On est au jeu, au foot! Les pronostics peuvent être tous vous donner grands favoris, rien n’est joué tant que le dernier coup de sifflet n’a pas retenti! En décidant mercredi 3 février peu avant le début du match Congo-Guinée d’effectuer un tour des stades municipaux en pleine érection à Kinshasa, en acceptant de laisser les services d’ordre faire venir jusqu’à lui de longs fleuves des foules kinoises en extase et, last but not least, en s’offrant sous un soleil de plomb d’interminables bains de foule à travers les communes de Kinshasa et que la chaîne publique Rtnc passe et repasse à satiété sur nos petits écrans - comme pour montrer à qui veut/peut voir ou entendre que la ville et le pays ont été reconquis - c’est comme si le Chef de l’Etat n’avait jamais eu aucun doute sur l’issue de ce match qui se disputait à deux heures de Kinshasa - à Kigali, au Rwanda sur le stade Amahoro - demi-finale du Championnat d’Afrique des Nations CHAN 2016.

DE LONGS FLEUVES HUMAINS.
De Barumbu à Matete et Bandalungwa, soit le cœur de la Capitale, Joseph Kabila Kabange, en compagnie du Premier ministre Augustin Matata Ponyo et de son directeur de cabinet Nehémie Mwilanya Wilondja, a visité trois stades municipaux que le Gouvernement, sur son instruction, érige, en voulant se faire en personne une exacte idée du niveau atteint par les travaux. Sans doute ne s’imaginait-il pas le niveau des foules, d’enthousiasme sinon d’euphorie que son passage allait drainer.
Ceux qui auraient pu se poser la question sur la popularité de Kabila ont trouvé la réponse.

SENTIMENT D’HONNEUR RETROUVE.
«Kabila Wumela» (traduction littérale: Kabila dures/Kabila demeures/Kabila restes en place) était le cri de ralliement des foules en effervescence. A dire vrai, ces scènes de liesse en disaient long sur le sentiment d’honneur retrouvé des Congolais dont l’équipe nationale Les Léopards venait quatre jours plus tôt samedi 30 janvier de se défaire, lors du quart de finale, de la vaillante équipe rwandaise des Amavubis (les abeilles) qui jouaient à domicile sur le score de 2-1. Les Congolais lui en savent gré. «C’est lui - pas un autre - qui est à la manœuvre. Nous lui en savons gré. C’est lui qui a permis cette victoire», psalmodient les Congolais avec «Kabila Wumela» donnant chaque jour qui passe comme tournant de plus en plus le dos à la manipulation politicienne. Mêmes scènes de liesse partout dans le pays. Dans les montagnes escarpées du Kivu particulièrement sensibles lorsqu’il s’agit du Rwanda, accusé d’avoir à plusieurs reprises, envahi son grand voisin occidental en lorgnant continuellement sur ses richesses naturelles, la rancune est toujours aussi dure.
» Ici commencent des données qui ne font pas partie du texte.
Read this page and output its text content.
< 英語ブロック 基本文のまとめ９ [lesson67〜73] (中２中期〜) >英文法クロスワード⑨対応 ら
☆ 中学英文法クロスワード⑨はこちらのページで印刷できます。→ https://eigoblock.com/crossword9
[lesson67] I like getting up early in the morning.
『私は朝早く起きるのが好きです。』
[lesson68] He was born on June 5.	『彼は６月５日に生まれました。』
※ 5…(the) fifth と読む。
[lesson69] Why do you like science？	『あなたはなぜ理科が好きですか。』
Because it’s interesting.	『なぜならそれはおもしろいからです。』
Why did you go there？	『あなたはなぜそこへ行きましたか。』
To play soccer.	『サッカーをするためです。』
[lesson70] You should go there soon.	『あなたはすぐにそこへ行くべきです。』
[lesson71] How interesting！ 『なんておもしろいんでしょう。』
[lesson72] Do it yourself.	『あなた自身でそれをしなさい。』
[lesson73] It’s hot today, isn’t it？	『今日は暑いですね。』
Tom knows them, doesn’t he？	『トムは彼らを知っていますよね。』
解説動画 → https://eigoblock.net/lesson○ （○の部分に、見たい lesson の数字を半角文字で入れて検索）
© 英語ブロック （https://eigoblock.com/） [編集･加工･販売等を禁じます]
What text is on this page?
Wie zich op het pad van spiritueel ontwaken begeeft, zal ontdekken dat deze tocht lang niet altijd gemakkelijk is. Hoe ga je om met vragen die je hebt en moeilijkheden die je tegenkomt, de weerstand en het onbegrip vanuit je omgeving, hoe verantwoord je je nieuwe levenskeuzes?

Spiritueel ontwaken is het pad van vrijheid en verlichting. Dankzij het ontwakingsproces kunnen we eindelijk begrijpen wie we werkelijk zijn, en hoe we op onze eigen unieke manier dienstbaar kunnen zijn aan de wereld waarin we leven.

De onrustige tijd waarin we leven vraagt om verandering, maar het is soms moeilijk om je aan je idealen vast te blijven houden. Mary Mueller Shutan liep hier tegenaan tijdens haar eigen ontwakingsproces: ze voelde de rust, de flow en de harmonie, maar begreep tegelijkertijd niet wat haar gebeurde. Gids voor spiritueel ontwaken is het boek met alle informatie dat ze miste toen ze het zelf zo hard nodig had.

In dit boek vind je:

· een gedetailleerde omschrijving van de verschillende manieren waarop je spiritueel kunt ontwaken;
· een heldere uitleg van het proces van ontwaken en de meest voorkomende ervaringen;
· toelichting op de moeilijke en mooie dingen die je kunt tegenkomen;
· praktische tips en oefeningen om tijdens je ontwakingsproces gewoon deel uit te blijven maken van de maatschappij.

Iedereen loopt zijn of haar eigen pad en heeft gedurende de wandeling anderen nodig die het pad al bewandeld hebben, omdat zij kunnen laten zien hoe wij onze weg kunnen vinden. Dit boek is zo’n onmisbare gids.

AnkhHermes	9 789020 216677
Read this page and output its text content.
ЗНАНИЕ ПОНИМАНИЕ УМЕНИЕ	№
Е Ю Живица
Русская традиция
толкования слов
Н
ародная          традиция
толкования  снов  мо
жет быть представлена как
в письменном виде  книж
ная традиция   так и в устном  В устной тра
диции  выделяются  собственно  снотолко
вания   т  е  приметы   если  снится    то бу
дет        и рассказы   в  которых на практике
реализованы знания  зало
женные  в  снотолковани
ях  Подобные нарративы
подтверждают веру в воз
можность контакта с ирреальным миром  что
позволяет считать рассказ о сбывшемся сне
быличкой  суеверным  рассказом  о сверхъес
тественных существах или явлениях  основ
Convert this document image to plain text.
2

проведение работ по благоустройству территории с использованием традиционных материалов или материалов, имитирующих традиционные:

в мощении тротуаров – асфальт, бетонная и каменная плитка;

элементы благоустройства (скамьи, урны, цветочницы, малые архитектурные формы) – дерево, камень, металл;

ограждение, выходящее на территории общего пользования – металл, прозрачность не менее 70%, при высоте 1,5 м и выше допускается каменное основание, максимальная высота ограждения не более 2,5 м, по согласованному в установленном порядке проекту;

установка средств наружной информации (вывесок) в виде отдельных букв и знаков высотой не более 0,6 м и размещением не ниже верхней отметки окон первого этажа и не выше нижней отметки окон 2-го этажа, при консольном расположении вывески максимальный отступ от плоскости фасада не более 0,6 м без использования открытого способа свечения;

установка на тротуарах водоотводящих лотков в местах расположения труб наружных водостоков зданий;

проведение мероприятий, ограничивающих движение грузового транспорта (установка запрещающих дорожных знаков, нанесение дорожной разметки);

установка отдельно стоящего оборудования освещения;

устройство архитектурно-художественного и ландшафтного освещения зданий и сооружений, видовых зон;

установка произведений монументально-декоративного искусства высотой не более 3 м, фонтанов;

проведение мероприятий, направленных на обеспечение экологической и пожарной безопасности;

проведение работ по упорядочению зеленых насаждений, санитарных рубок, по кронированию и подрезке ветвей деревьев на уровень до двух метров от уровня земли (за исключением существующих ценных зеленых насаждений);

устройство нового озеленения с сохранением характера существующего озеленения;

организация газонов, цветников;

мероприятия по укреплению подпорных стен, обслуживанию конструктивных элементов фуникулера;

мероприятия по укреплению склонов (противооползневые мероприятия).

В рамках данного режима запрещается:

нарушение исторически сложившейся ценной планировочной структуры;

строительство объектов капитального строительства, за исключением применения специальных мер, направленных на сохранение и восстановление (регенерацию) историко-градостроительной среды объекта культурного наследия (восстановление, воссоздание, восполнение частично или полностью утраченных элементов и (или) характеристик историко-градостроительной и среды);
«NOUS LES AVONS CHICOTES».
Au Nord-Kivu, un homme scande: «Depuis Walikale, Beni, Masisi et Rutshuru, nous avons chicoté les Rwandais. Nous les avons chicotés. Dieu, l’Eternel, a montré qu’il est Congolais», rapporte le site onusien radiookapi.net. A Bukavu, un autre Congolais accuse l’arbitre d’avoir favorisé, en vain, les Rwandais, rapporte le même site. «Dans l’ex-Province Orientale, je suis ému, rempli de joie et je ne sais comment manifester ma joie. L’arbitre n’était pas pour nous mais, c’est Dieu qui l’a confondu», commente un autre à Kisangani. C’est vrai qu’au Congo - comme partout en Afrique et dans le monde, le jeu reste un exutoire. «Le football représente beaucoup de choses. Il réunit les gens. Les Congolais oublient les problèmes, les soucis du quotidien. Il y a une passion énorme pour le foot», témoigne Robert Muteba Kidiaba, gardien de but depuis 2002 du Tout-Puissant Mazembe, qui compte 105 sélections avec les Léopards. Lors du quart de finale face aux Amavubis, plusieurs milliers de Congolais avaient franchi la frontière pour se rendre au Rwanda. Pour la demi-finale face à la Guinée, ils ont récidivé. A Goma, ville congolaise frontalière avec le Rwanda, capitale du Nord-Kivu, les services de l’immigration affirment que de nombreuses personnes continuent à traverser la frontière pour se rendre à Kigali où les Léopards allaient affronter le Syli National.

PARTOUT ROUGE-BLEU-JAUNE.
Le vice-président de la Fédération congolaise de football association (Fecofa), Donatien Tshimanga a annoncé cinq mille Congolais dans les gradins du stadium Amahoro pour pousser les Léopards à la victoire. Dans la capitale du Nord-Kivu, des écrans géants ont été installés dans différents endroits de la ville pour permettre au public de suivre ce match en direct. Certains bars et restaurants s’étaient équipés en poste de télévision pour la circonstance.
Des taximen étaient moulé de maillot de l’équipe nationale alors que d’autres ont décoré leurs visages aux couleurs du drapeau national (rouge-bleu-jaune) comme partout dans le pays. Des drapelets, chapeaux, écharpes ainsi que d’autres objets aux couleurs du drapeau se vendent dans tous les coins de la capitale. Un autocollant se vend à 1.000 FC (1, 8 USD). Une écharpe à 1.500 FC, le drapeau à 1.000 FC, une paire de lunettes à 2.500 FC, le T-shirt se négocie à 10 USD. Plusieurs conducteurs de véhicules et motos avaient attaché des autocollants, écharpes ou drapelets à leurs engins. «Nous avons des objets symbolisant la RDC: écharpes et autres pour honorer notre pays. Je suis un patriote et fier de l’être. J’ai un drapeau de la RDC pour l’amour de la RDC et de nos joueurs», explique un Kinois. Sans le dire, le Congo rêve de ce 2009 quand le pays remporta la première édition du CHAN en battant le Ghana (2-0) en finale.
T. MATOTU.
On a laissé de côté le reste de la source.